We sat still, gazing out of the window. A flock of thrushes flew by. Clouds appeared on the horizon. We looked out of the window in silence.

“Pace, pace . . .”

She shifted in her chair, closed her eyes and took my hand. We sat like this until the needle lifted from the record and silence enfolded us. I didn’t find it at all uncomfortable; warmth and sincerity emanated from her hand. And fear.

She drew back her hand and rose slowly to her feet. When I took hold of the door handle on my way out, she said, “Our son is in Germany. I know how you feel.”

I took a long time descending the stairs.

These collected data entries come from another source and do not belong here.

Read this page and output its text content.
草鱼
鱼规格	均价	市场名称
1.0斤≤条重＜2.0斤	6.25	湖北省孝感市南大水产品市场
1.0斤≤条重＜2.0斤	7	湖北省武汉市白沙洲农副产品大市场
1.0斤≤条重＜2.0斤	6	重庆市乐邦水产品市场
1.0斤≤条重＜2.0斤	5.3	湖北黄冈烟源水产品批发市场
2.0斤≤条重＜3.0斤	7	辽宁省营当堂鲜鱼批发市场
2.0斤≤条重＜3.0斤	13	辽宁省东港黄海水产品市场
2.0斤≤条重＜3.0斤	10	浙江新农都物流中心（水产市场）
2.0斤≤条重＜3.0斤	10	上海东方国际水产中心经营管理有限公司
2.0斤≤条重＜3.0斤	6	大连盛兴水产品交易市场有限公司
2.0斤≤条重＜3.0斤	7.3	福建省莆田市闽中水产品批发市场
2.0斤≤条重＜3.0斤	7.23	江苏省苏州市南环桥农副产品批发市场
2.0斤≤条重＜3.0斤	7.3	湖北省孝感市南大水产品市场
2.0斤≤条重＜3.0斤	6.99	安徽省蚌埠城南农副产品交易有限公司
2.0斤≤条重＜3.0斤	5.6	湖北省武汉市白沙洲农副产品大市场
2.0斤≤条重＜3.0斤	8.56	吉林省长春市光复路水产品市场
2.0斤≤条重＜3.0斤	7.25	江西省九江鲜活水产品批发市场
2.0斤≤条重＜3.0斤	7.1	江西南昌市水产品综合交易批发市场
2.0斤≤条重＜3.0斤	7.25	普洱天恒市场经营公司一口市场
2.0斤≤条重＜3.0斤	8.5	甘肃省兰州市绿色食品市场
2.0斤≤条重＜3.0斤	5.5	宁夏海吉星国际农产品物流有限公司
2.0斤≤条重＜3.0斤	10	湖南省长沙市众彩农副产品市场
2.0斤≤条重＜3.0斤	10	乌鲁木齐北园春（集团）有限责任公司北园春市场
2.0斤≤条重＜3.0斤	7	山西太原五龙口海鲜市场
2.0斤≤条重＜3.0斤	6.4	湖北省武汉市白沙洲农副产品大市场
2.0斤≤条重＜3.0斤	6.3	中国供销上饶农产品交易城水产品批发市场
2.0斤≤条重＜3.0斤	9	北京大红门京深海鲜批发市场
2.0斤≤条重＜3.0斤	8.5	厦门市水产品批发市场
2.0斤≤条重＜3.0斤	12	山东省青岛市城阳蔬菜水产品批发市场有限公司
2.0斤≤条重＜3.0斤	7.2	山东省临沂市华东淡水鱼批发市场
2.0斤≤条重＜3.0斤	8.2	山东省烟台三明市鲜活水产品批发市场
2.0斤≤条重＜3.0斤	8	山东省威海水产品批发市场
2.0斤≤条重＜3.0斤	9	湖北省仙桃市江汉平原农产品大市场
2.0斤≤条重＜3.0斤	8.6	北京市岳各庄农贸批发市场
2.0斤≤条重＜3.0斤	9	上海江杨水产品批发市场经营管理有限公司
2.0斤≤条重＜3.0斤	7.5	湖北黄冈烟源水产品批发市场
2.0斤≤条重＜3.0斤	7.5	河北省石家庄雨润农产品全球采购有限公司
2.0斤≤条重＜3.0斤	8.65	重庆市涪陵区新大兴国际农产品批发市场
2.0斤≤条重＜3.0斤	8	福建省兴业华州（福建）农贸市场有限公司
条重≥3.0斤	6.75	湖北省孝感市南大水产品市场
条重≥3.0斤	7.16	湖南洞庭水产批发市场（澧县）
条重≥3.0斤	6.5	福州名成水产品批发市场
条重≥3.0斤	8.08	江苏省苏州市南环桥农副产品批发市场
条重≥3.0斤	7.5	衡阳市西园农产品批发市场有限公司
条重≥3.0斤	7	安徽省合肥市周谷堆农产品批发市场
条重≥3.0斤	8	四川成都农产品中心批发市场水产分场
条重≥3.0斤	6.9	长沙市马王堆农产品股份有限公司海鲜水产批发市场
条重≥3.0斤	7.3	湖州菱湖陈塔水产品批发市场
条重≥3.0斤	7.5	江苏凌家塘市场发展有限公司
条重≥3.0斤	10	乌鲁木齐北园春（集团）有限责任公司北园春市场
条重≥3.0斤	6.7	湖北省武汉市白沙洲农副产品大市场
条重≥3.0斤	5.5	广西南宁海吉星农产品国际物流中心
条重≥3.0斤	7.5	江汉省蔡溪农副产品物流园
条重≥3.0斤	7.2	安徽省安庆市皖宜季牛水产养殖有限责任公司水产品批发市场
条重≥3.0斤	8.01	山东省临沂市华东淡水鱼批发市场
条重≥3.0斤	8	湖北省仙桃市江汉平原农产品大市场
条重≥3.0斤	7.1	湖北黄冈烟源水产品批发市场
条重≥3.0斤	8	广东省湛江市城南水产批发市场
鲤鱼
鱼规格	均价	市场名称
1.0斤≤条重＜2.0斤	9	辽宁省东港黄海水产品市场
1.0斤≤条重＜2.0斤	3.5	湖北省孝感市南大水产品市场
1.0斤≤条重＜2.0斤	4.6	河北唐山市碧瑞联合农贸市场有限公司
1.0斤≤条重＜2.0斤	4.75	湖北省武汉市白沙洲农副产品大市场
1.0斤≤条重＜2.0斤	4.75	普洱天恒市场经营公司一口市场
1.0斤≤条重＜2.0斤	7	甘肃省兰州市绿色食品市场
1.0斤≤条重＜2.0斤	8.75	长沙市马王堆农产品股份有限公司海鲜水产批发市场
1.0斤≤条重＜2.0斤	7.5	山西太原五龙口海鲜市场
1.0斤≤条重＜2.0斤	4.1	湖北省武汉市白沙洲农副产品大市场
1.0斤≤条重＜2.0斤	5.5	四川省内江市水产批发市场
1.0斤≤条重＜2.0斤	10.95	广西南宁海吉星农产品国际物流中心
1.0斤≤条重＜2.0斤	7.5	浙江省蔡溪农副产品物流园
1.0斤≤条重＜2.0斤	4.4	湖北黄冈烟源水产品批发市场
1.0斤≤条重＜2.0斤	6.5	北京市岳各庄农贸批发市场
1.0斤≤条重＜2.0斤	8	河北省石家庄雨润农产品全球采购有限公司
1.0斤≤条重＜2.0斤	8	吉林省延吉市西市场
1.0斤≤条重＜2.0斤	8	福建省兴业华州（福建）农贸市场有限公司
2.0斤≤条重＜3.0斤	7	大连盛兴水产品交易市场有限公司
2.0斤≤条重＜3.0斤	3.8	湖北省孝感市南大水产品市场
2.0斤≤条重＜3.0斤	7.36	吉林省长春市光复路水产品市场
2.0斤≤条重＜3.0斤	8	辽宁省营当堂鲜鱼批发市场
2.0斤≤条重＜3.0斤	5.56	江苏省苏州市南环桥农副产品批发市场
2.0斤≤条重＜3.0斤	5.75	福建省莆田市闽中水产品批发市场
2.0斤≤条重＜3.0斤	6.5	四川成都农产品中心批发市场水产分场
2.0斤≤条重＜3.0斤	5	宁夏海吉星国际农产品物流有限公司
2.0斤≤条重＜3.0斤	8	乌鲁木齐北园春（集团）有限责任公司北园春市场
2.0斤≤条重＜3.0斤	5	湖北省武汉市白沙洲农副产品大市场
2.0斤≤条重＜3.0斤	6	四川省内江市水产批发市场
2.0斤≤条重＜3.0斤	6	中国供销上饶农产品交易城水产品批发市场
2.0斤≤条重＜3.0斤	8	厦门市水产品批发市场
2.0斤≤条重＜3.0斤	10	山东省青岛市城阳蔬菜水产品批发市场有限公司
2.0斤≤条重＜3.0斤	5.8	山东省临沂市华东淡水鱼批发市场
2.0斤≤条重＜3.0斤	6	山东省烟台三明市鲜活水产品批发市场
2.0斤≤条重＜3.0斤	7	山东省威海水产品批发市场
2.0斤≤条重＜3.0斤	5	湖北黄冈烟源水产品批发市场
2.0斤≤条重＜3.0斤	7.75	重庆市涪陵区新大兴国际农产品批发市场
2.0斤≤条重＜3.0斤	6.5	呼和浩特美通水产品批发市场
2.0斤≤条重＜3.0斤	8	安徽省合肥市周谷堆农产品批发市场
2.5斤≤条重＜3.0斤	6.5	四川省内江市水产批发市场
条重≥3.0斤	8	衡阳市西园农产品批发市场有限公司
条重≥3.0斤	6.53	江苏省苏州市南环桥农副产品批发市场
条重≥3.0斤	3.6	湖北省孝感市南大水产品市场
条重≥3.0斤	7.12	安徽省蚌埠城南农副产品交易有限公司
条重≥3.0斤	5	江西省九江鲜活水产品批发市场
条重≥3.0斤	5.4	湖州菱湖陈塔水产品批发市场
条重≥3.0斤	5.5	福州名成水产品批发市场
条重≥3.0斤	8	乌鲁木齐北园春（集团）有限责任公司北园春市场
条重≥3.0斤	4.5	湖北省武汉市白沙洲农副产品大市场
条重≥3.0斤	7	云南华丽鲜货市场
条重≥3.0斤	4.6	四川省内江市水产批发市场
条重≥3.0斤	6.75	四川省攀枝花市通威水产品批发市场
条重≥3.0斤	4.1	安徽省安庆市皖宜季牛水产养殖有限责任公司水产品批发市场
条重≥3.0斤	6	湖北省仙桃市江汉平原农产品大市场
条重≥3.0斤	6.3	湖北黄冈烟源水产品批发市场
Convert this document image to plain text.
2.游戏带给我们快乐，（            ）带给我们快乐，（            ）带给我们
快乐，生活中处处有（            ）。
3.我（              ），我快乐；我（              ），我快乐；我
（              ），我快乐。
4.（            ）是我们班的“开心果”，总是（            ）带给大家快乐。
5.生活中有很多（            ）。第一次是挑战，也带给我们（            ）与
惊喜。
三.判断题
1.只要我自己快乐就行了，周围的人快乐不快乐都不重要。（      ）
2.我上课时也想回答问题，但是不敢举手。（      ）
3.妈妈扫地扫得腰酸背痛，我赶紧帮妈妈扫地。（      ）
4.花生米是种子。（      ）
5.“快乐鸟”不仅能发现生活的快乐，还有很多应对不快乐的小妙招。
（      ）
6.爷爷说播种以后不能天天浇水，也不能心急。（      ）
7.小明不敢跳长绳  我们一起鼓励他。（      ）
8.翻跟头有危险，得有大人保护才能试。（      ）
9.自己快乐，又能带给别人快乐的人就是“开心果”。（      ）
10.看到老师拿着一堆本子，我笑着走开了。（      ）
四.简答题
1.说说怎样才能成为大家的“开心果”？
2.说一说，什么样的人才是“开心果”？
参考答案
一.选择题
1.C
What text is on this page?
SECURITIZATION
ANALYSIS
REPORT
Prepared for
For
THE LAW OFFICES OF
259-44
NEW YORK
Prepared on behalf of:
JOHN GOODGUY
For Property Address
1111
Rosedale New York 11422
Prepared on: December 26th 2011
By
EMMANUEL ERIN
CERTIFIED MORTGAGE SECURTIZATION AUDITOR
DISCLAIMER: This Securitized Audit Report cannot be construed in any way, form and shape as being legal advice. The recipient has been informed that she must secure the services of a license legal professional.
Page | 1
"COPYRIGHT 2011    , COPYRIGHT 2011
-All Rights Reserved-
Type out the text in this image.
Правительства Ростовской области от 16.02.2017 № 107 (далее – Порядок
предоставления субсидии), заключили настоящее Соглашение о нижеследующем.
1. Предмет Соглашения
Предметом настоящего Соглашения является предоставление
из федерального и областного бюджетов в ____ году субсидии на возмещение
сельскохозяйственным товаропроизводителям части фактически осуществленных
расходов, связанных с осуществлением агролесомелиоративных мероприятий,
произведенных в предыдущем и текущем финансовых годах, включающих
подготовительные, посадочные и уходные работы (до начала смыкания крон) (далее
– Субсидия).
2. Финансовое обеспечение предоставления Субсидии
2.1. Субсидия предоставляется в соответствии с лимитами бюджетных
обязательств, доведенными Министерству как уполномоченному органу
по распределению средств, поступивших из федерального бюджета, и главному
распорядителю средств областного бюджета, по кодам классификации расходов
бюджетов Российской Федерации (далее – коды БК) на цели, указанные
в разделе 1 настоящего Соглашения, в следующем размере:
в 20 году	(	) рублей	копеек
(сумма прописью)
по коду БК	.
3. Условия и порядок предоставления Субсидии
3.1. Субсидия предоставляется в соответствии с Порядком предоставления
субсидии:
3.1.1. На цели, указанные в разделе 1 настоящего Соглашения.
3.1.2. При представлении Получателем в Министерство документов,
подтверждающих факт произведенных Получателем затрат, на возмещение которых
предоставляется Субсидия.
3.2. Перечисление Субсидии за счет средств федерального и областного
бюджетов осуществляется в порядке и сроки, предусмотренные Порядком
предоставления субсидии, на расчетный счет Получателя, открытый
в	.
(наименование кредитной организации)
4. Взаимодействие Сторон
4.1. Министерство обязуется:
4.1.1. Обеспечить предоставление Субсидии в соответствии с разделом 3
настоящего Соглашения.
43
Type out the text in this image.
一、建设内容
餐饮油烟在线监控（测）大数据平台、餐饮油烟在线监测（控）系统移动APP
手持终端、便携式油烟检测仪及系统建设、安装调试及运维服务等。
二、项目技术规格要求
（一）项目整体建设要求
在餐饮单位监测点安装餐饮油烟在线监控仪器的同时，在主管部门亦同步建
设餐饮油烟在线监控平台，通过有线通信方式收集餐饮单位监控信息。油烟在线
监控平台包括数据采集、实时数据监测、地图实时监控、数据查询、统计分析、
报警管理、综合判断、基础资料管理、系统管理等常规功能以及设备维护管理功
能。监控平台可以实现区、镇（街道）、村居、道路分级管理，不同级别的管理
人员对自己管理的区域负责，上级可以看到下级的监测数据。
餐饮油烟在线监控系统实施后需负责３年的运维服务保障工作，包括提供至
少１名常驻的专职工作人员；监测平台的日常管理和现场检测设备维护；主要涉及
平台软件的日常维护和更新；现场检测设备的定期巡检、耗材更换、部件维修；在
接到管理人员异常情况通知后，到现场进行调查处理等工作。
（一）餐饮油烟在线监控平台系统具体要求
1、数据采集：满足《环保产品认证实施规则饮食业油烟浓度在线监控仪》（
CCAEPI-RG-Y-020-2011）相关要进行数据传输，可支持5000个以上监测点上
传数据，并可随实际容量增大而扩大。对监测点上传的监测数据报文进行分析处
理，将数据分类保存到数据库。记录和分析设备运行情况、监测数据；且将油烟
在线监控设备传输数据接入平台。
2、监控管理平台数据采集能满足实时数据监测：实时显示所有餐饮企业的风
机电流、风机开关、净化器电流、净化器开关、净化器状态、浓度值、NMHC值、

I had neither written to my mother nor spoken to her on the phone since I came home. Nor had I received a letter from her. Father and Jorunn did what they could to bring about a reconciliation, Father in his quiet way, Jorunn more insistently whenever we were alone together. But I couldn’t forgive Mother, however hard I tried, and asked Jorunn to change the subject, reminding her that Mother hadn’t even offered me a helping hand when Jakob was put in the prison camp. Hadn’t bothered to come to Reykjavik to meet me. Hadn’t picked up the phone to comfort me. Hadn’t even put pen to paper. She had behaved as if I weren’t her concern, as I said to Jorunn, and I wasn’t about to please her by seeking her good opinion. An error in the bookkeeping, I told Jorunn. That’s all I am to her.

Yet as the spring wore on, I found myself compelled to sit at the desk in my room at 56 Fjolugata and try to put down on paper my thoughts about our relationship. I had half a mind to send them to her in a letter if I was satisfied with the result but for a long time it didn’t look as if I would ever manage to come to a conclusion. Yet somehow the letter grew line by line until early one Saturday I faced the fact that I was ready to finish it. Although a long time has passed and I haven’t taken the letter out of my desk for many years, it sticks in my memory how fair and just I tried to be in those pages which ran to five sheets by the time I had finished. For some reason I thought it was sensible not to sign the letter until the following day, letting it wait overnight in case it occurred to me to change something or cross something else out. I put the sheets in my desk drawer along with the envelope which I hadn’t yet addressed, put on my coat and went out. Jorunn had been ill and we hadn’t met for a week or so, but she had never left my thoughts while I was writing to Mother. I decided to wander over to see her and her husband, but first I wanted to feed the ducks on the pond with a few stale breadcrumbs from the kitchen.